Telstra beats growth targets a year ahead of schedule

10 Feb 2005

Australia’s dominant telecoms operator Telstra has announced that it has hit its target revenue growth rate more than a year ahead of schedule. The company said first-half revenues were up 5.1% to AUD11.38 billion (USD8.8 billion), bettering its target of achieving 4% growth by mid-2006. Net profits rose by 1.9% to AUD2.34 billion.

There was a particularly strong performance at Telstra’s mobile unit, with sales up 8.7% to AUD1.9 billion and market share levels stable compared with last year. The operator had 7,983,000 cellular subscribers at the end of 2004, up from 6,985,000 twelve months before, and passed the eight million-mark in January. The news was not all good, however, as increasing competition and rising churn levels saw fixed line revenues fall by 1.85% to AUD3.97 billion.

Outgoing chief executive, Ziggy Switkowski, said: ‘This was our best half for many years,’ adding, ‘The Australian telecoms industry is healthy and growing, and overall profitability is improving everywhere, even if the sector remains intensely competitive.’ Although Dr. Switkowski admitted he was ‘surprised’ at the levels of growth in the mobile sector, he predicted ‘another big year’ for Telstra’s wireless unit.

Broadband internet services also had a successful first half, with broadband customer numbers reaching 1.23 million by the end of 2004, up 142% on the end-2003 figure. Telstra says broadband internet penetration levels now stand at above 20%. The company has dismissed claims that its BigPond internet unit is using its size and Telstra’s connections within the Australian media industry to shoulder aside smaller competitors.
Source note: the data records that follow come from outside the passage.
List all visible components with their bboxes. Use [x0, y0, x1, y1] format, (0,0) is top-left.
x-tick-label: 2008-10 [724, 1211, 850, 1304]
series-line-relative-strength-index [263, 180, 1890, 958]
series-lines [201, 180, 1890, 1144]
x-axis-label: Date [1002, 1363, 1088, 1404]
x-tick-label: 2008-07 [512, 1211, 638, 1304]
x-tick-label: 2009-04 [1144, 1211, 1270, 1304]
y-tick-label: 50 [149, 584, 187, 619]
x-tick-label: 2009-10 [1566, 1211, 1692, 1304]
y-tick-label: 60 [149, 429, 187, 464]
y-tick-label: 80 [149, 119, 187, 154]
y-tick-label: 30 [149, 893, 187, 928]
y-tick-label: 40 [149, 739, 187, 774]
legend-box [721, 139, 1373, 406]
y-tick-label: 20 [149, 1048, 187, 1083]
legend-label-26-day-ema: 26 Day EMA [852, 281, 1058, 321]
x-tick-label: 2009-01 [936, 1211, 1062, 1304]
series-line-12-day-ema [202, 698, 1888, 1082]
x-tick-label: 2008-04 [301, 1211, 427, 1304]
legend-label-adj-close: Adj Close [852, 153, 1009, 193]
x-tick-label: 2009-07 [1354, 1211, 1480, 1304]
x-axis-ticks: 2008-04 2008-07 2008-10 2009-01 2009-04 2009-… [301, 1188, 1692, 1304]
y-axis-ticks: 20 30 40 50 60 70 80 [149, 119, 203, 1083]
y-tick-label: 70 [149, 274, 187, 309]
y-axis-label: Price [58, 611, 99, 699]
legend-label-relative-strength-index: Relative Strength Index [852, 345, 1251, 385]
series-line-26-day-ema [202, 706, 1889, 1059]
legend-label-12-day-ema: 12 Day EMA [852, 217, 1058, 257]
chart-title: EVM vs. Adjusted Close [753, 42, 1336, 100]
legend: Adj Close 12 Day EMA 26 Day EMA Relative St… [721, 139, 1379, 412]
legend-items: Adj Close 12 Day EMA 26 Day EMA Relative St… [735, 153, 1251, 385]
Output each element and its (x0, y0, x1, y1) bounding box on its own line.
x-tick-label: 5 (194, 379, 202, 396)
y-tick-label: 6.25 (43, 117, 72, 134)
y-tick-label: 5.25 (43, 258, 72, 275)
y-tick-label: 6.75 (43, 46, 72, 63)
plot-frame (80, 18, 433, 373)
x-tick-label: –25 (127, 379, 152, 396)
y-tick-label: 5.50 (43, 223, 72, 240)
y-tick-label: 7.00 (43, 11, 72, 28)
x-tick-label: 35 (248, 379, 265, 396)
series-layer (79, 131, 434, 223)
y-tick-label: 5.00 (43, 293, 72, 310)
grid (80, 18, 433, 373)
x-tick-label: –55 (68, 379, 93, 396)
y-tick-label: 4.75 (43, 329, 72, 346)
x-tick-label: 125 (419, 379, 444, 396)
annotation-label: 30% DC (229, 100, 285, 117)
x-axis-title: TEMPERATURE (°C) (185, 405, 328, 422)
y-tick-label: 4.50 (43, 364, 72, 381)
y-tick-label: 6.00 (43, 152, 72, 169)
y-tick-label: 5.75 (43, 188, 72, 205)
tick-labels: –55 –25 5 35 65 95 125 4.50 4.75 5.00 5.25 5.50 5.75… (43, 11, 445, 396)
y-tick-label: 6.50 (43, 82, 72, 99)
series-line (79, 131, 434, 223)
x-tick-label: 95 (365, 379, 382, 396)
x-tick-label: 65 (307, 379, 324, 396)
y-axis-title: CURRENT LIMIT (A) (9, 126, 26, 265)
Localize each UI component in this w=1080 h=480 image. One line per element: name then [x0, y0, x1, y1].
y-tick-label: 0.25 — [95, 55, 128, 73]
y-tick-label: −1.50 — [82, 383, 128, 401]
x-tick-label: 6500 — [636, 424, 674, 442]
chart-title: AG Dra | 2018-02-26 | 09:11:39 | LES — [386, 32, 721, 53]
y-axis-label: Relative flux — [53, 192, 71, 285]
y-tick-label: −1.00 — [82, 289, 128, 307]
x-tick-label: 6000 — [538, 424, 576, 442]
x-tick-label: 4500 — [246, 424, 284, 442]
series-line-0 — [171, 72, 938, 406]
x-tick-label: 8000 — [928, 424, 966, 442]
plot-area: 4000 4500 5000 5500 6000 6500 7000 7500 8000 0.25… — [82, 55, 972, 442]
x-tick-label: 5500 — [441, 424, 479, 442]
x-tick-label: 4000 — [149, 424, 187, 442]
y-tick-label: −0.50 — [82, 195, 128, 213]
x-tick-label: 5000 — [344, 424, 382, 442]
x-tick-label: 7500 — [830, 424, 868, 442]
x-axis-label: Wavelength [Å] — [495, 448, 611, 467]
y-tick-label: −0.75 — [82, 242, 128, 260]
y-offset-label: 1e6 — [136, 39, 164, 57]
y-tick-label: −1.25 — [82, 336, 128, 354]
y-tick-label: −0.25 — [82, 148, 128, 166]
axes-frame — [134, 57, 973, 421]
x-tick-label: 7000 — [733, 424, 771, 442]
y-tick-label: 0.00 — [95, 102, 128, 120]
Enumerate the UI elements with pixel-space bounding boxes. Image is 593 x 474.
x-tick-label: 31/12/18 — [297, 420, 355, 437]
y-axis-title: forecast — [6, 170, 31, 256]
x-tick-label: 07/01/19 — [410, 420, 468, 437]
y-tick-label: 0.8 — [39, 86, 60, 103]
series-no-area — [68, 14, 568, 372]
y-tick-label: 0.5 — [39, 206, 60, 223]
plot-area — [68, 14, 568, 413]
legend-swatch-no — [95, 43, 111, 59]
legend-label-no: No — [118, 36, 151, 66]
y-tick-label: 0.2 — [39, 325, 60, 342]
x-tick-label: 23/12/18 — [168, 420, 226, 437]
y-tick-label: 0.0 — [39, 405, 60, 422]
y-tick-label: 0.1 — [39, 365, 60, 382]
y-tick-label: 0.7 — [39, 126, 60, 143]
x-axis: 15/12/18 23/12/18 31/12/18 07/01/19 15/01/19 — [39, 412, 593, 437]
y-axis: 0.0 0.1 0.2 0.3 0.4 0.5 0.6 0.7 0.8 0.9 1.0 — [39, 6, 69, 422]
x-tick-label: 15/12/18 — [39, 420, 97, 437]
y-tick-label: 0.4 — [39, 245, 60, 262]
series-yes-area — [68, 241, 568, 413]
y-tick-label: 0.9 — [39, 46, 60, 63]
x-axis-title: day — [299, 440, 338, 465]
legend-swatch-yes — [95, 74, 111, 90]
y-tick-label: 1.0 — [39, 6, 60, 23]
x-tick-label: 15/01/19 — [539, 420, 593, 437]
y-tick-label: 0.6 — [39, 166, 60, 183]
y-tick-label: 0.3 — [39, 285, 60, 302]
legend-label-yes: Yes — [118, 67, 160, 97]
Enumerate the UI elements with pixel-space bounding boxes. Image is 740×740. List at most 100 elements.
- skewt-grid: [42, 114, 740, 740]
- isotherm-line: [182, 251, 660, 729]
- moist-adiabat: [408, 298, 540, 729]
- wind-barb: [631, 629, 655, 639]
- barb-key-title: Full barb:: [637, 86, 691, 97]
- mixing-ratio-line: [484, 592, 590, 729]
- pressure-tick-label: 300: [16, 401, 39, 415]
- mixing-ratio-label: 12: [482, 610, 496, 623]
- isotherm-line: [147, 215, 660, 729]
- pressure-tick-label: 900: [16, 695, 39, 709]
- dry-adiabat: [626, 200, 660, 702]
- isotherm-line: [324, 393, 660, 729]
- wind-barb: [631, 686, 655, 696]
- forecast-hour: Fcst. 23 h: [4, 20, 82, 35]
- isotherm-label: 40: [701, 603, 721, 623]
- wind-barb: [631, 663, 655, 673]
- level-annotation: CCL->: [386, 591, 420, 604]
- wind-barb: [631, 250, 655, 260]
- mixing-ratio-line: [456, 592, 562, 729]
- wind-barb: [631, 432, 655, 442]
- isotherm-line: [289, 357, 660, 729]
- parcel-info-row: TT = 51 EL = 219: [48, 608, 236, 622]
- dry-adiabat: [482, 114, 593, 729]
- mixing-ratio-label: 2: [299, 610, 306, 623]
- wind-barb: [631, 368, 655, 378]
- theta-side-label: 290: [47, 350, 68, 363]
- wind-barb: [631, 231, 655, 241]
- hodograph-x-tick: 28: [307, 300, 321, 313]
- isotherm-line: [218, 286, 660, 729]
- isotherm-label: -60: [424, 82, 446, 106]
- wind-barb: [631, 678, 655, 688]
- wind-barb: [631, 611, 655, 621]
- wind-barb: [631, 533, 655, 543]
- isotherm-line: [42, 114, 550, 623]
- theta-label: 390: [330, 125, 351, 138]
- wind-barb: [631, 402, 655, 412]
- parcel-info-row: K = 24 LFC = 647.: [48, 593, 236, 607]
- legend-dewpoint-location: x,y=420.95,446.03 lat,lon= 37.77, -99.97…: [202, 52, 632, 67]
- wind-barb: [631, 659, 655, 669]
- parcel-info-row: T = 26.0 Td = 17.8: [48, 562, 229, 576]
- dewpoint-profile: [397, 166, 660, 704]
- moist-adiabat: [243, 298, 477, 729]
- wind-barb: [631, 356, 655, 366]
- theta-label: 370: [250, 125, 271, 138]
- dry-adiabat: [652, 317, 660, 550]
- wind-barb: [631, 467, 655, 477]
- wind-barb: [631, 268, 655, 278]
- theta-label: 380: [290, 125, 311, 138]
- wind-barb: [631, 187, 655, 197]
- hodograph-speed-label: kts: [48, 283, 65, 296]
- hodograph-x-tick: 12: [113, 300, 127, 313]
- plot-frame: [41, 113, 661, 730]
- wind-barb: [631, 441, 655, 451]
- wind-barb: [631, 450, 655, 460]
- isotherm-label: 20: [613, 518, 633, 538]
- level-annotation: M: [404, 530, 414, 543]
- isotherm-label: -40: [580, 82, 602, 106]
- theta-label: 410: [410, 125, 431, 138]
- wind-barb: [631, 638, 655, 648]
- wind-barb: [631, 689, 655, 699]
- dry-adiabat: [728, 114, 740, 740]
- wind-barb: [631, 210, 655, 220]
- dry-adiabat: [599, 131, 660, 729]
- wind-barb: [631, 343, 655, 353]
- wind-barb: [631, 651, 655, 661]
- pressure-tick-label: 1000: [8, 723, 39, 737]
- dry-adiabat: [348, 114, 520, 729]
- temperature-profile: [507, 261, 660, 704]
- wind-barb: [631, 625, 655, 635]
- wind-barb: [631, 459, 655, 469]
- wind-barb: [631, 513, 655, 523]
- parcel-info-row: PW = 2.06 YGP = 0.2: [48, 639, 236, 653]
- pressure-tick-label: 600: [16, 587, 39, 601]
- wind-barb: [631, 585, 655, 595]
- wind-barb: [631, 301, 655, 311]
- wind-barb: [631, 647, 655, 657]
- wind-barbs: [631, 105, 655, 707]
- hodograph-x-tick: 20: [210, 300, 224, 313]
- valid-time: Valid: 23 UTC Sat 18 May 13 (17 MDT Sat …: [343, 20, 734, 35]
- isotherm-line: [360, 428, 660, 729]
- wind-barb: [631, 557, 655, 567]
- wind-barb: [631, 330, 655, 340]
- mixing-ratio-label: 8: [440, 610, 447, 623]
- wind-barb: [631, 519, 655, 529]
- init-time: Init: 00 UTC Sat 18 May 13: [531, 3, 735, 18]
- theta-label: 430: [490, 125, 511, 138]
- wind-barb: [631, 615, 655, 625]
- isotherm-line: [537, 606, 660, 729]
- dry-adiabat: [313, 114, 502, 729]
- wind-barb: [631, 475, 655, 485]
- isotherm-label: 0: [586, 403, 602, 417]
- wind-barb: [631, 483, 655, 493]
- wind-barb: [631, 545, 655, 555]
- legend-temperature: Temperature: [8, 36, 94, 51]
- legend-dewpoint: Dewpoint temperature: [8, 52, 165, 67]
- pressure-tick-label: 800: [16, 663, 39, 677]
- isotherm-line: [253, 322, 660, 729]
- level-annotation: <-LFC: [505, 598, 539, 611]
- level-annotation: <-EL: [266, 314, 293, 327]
Critics also suggest that the incumbent’s rising sales figures are a product of ever-increasing fees such as line rental charges, which have risen from AUD11.65 a month in 2000 to around AUD29.00 a month in 2004.

The Australian government is expected to introduce legislation later this year which will pave the way for the eventual sale of the state’s controlling stake in Telstra, which is valued at around AUD30 billion. If the stake is offloaded in one transaction it would rank among the world’s largest ever share placements.